Suzanne Turner, agente
especial a cargo del FBI en San Diego, destacó: “Este caso es un ejemplo
de cómo el FBI llevará ante la justicia a quienes usan sus posiciones de poder
para dañar nuestras comunidades y disminuir la confianza pública”.
ANTECEDENTES
Según los documentos
judiciales y sus acuerdos de declaración de culpabilidad, Romero y Suárez-Soto
se reunieron con el agente encubierto del FBI tres veces en diciembre de 2019 y
enero de 2020.
Los funcionarios exigieron
un soborno de 35 mil dólares en su primera reunión el 19 de diciembre de 2019.
A cambio, Suárez Soto le
dijo al agente que su solicitud estaría “garantizada” una vez que se hiciera el
pago.
El comisionado dijo al oficiale
encubierto que él y Romero no “desaparecerían” después del pago, y Romero
explicó que “no puedo [desaparecer]. Soy vicealcalde. En julio seré
alcalde. En todo caso, me basé en esta plataforma, que es la marihuana”.
Cuando el agente
encubierto preguntó si su pago llevaría su solicitud al frente de la fila de
otros solicitantes, según los documentos judiciales, Suárez Soto respondió: “Diablos,
sí”.
Romero agregó que podría
revocar los permisos de otros solicitantes si lo deseaba, para asegurarse de
que la presentación del agente encubierto tuviera éxito.

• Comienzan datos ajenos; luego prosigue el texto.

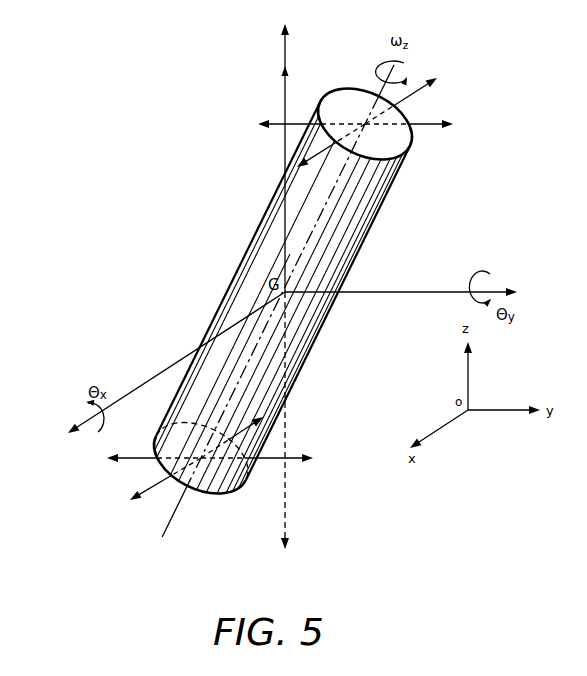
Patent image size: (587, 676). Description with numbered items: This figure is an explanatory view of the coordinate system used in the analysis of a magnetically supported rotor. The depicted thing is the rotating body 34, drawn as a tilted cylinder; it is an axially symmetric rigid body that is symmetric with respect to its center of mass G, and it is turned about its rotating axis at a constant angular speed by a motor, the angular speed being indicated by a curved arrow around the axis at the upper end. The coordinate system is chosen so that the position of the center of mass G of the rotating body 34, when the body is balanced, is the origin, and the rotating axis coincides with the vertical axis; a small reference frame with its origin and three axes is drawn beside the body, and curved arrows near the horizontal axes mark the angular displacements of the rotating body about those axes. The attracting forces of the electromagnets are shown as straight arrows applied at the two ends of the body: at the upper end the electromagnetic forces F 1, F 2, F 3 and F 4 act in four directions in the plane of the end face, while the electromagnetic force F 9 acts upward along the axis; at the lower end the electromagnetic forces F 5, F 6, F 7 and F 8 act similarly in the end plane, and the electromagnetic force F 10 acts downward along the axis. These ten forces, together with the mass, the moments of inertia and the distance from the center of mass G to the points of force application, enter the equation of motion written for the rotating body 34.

The rotating body 34 is at (377, 197).
The electromagnetic force F1 1 is at (327, 160).
The electromagnetic force F2 2 is at (419, 127).
The electromagnetic force F3 3 is at (410, 97).
The electromagnetic force F4 4 is at (298, 126).
The electromagnetic force F5 5 is at (159, 493).
The electromagnetic force F6 6 is at (267, 461).
The electromagnetic force F7 7 is at (235, 425).
The electromagnetic force F8 8 is at (142, 462).
The electromagnetic force F9 9 is at (296, 76).
The electromagnetic force F10 10 is at (289, 557).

El entonces Vicealcalde exigió
que el agente encubierto pagara el soborno por adelantado, debido a que antes
había “quemado favores” y “movido los hilos” de otras partes que se negaron a
pagar después de que se entregaron los favores.
En la segunda reunión,
el 9 de enero de 2020, Suárez Soto le dijo al agente encubierto que tener a
Romero a bordo ayudaría al agente a superar la “burocracia [roja]” en el
Ayuntamiento, según documentos judiciales.
Cuando el agente
encubierto buscó aclarar qué pasaría con su solicitud, Romero le dijo que “las
personas que tienen que aprobar tu licencia” eran los “mejores amigos de Romero
en todo el Ayuntamiento”.
Cuando el encubierto
preguntó si los “mejores amigos” de Romero ya habían firmado el plan, Romero
respondió afirmativamente, para luego reírse.
Cuando el agente
encubierto entregó a Suarez-Soto dos sobres por un total de 17 mil 500 dólares
en efectivo en el estacionamiento de un restaurant, con Romero a un costado,
según los documentos judiciales, les preguntó a los hombres si “estamos bien’.
Romero respondió: “Confía
en mí”.
Los acusados ??admitieron en sus acuerdos de declaración de culpabilidad que
aceptaron una segunda ronda de pagos en efectivo por un total de 17 mil 500
dólares en el estacionamiento de un restaurante el 30 de enero de 2020 como
parte del plan.
También reconocieron que
aceptaron ambos pagos con la intención de ser influenciados en el desempeño de
sus funciones en nombre de la Ciudad de Calexico, y que el soborno colectivo de
35 mil dólares no fue el primero que aceptaron como parte de su esquema.
Sin embargo, los otros
casos no han sido develados por las autoridades.
Como se establece en los
registros judiciales, ambos acusados ??fueron interrogados por
el FBI luego del segundo pago en efectivo, y se advirtió a ambos que era un
delito hacer declaraciones falsas.
Sin embargo, cada
imputado mintió repetidamente a los agentes entrevistadores, tratando de
distanciarse de la corrupción que acababa de ocurrir.
Romero, de 37 años y Suárez
Soto, de 29, enfrentaban por los cargos de conspiración para cometer sobornos
en programas federales una pena máxima de cinco años de prisión y multa de 250 mil dólares.